The House had already approved the resolution in February, so now it’s headed to the White House, which has already indicated Trump would sign it.

During a debate before the vote on Tuesday, Sen. Ron Wyden (D-Ore.) said the resolution “simply vilifies unemployed workers who are actually less likely to use drugs than the general population.”

The measure is the latest salvo in a long-running battle over Republican proposals to drug test the poor and unemployed. Republicans have never put forward evidence of widespread drug abuse among unemployment insurance recipients, though they have cited anecdotes from employers complaining that they can’t find sober workers.

A coalition of civil rights and criminal justice organizations criticized the resolution in a letter to lawmakers this week. Grant Smith, of the Drug Policy Alliance, an organization opposed to the war on drugs, called the vote of the resolution “shameful.”

“They say it’s about helping states save money, but this would actually set up states to waste tremendous amounts of money,” Smith said in a statement. “Congress should be helping people get to work, not wasting taxpayer dollars to punish people who are trying to get back to work.”

When Congress passes a law, a federal agency is often told to come up with a “rule” for carrying out the law. If Congress doesn’t like how the rule turns out, it has the power under the Congressional Review Act to junk the rule. The power has rarely been used until now, since it basically only works in a situation where one party takes control of both Congress and the White House.

The resolution approved Tuesday struck down a rule the Department of Labor finalized in August, four years after Congress had passed legislation giving states authority to screen some unemployment claimants for drugs. In 2012, Democrats compromised on allowing the testing in order to win Republican support for an extension of long-term jobless benefits. The testing provision said states could only test laid-off workers seeking new work in occupations that regularly require testing, which Democrats said wouldn’t be very many.
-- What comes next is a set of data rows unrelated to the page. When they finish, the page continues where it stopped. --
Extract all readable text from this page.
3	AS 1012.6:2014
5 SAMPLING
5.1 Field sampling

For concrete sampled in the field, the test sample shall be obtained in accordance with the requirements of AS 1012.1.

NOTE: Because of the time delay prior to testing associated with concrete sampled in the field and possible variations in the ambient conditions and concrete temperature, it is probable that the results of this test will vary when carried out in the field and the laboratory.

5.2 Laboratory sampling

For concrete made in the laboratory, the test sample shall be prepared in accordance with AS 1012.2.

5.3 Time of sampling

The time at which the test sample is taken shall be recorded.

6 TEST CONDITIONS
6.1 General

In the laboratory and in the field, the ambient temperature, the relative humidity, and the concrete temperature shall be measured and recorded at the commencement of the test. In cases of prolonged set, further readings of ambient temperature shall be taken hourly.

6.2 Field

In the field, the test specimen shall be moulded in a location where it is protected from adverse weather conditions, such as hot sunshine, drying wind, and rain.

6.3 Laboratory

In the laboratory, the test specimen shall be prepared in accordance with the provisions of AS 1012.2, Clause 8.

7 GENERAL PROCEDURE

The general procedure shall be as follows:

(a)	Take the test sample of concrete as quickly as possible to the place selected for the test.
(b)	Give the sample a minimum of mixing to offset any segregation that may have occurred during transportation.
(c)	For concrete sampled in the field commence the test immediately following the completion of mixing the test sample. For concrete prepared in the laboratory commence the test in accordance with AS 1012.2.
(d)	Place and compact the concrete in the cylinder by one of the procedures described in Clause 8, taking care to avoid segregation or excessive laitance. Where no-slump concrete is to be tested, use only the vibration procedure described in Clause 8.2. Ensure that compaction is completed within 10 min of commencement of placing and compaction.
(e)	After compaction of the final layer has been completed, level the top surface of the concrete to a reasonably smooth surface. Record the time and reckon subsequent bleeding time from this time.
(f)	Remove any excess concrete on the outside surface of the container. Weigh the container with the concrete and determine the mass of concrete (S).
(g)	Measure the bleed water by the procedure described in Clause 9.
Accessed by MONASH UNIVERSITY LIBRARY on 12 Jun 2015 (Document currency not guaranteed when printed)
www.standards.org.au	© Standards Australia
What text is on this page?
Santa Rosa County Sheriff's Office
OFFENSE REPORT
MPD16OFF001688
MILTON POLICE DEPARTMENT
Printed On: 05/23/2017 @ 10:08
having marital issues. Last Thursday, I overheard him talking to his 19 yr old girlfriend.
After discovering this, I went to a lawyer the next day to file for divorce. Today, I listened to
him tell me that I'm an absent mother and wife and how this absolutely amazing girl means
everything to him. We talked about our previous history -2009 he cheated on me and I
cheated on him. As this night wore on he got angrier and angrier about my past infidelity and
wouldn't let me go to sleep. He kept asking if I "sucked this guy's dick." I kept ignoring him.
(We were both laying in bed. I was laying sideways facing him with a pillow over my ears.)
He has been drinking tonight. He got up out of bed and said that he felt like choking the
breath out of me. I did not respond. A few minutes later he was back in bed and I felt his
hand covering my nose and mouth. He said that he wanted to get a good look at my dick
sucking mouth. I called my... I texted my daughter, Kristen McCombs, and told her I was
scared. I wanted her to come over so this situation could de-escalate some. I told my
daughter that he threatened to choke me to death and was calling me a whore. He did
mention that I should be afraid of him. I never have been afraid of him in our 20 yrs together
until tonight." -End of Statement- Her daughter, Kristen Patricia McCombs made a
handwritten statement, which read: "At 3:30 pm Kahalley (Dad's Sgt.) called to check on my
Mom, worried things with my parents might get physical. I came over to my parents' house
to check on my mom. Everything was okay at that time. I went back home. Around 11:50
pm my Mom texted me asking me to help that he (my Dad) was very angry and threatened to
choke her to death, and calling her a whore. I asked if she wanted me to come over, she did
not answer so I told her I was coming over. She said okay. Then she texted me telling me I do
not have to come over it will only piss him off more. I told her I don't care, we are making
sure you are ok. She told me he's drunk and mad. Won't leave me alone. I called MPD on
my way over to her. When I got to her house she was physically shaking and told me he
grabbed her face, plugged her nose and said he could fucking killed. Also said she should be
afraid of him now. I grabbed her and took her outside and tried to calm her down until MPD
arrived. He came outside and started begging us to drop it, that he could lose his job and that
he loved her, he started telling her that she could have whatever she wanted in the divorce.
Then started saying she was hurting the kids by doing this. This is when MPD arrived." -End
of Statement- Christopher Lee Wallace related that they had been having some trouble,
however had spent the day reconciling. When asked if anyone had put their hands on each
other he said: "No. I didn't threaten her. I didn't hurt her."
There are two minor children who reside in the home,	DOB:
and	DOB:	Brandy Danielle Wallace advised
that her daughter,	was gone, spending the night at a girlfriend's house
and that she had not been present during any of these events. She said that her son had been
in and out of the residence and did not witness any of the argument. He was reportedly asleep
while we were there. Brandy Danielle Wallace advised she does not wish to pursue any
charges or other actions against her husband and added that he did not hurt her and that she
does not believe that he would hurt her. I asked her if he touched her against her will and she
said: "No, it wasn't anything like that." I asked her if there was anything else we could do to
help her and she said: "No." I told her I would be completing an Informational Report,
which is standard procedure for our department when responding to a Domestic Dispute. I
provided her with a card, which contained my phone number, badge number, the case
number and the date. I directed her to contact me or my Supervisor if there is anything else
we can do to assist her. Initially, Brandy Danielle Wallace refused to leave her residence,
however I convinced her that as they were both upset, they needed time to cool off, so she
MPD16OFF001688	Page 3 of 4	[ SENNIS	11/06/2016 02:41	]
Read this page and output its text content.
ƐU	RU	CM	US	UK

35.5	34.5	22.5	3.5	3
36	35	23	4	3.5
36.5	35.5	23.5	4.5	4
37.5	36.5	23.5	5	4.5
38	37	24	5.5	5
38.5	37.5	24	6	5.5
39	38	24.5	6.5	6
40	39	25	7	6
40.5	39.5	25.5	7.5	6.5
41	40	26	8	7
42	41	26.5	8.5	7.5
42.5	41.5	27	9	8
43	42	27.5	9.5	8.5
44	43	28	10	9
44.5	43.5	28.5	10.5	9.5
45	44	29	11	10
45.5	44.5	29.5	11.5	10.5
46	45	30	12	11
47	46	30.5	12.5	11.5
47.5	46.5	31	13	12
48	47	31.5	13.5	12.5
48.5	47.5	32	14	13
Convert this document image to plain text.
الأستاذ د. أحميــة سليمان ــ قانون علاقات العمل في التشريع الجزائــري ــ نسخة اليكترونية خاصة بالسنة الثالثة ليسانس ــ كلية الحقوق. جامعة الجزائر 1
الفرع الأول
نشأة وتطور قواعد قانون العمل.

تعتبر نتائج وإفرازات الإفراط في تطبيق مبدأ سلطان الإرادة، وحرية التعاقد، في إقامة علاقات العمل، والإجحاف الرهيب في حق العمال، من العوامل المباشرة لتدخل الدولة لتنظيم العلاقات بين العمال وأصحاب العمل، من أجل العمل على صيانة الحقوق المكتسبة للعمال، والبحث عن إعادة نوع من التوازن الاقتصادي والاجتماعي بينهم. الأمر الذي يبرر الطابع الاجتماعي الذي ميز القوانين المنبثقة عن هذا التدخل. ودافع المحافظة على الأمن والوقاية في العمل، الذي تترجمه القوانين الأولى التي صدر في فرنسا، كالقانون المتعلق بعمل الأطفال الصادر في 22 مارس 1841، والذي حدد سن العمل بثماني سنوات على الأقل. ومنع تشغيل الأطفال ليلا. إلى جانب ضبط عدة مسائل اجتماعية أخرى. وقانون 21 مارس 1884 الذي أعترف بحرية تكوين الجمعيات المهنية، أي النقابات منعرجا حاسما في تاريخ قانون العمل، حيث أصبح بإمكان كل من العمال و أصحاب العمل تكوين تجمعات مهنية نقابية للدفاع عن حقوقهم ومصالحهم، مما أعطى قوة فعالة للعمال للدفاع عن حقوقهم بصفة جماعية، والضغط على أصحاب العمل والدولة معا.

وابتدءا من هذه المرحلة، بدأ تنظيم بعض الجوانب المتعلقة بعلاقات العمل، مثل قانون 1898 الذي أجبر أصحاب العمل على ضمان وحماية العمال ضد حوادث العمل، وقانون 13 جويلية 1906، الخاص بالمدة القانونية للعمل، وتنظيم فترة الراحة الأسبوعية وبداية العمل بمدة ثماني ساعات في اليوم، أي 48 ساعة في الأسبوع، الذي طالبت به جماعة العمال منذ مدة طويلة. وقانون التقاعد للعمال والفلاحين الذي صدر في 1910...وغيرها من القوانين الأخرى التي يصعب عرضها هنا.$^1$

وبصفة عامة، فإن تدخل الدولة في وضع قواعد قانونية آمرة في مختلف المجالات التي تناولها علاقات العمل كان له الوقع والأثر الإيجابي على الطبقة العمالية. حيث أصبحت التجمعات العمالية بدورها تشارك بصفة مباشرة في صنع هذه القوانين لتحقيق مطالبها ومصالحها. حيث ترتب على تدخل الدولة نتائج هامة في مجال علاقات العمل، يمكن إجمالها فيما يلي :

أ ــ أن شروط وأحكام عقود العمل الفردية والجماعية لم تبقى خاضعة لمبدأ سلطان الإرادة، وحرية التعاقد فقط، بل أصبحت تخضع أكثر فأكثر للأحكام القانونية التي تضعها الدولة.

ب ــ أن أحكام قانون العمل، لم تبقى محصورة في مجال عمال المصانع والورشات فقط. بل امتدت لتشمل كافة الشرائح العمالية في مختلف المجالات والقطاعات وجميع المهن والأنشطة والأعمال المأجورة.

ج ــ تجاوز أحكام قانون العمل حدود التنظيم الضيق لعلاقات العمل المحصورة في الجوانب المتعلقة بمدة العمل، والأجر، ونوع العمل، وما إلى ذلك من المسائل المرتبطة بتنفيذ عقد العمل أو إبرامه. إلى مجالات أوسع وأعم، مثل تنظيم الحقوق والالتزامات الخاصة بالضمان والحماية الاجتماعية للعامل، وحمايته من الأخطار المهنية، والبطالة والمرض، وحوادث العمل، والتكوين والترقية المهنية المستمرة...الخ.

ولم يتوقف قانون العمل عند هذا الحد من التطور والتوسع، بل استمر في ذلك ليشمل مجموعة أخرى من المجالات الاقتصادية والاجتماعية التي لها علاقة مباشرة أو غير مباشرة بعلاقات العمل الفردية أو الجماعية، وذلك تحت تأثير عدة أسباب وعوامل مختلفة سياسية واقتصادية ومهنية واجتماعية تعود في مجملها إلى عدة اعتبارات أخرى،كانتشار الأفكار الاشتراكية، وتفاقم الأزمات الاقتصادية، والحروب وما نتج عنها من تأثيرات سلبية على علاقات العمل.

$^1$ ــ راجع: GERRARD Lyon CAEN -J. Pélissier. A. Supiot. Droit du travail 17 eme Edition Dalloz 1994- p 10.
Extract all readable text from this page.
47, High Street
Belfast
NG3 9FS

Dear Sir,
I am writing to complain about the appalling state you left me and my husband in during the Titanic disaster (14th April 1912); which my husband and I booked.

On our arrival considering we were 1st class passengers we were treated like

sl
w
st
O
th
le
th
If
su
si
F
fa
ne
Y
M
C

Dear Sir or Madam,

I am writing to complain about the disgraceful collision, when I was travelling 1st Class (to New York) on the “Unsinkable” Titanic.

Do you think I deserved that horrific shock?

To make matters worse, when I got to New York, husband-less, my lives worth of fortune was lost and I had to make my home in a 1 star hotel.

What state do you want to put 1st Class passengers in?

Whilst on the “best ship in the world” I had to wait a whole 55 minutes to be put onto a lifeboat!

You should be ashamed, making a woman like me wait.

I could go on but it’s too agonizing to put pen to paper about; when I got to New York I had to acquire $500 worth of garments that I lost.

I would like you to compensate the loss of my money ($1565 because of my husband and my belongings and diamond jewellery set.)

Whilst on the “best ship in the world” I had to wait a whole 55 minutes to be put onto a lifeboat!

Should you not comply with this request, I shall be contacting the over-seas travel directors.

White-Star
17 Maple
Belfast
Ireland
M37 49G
Republican lawmakers and governors like Wisconsin’s Scott Walker disagreed with the Labor Department’s analysis of which occupations fit the bill, saying the department had construct the rule too narrowly. Walker is also on a crusade for leeway to drug test food stamp recipients.

The Congressional Review Act has been used so rarely that it’s not clear what happens next. The law says agencies that have a rule disapproved aren’t allowed to issue a new rule that is “substantially similar” to the old one. Nevertheless, Sen. Orrin Hatch (R-Utah) said Tuesday that the resolution “would wipe this regulation off the books and give [the Department of Labor] an opportunity to put forward something new that better reflects Congress’ intent.”

It’s unclear who would have standing to challenge a new rule that is “substantially similar” to the old one, or who would decide the case; the Congressional Review Act doesn’t say.

In the case of unemployment drug testing, it’s possible deleting the old rule will leave states with no authority to drug test the jobless until a new rule is written.

“I think that states are just going to be thrown into bedlam,” Wyden said.

People are only eligible for unemployment insurance if they’ve been laid off through no fault of their own after having worked steadily for most of the previous year.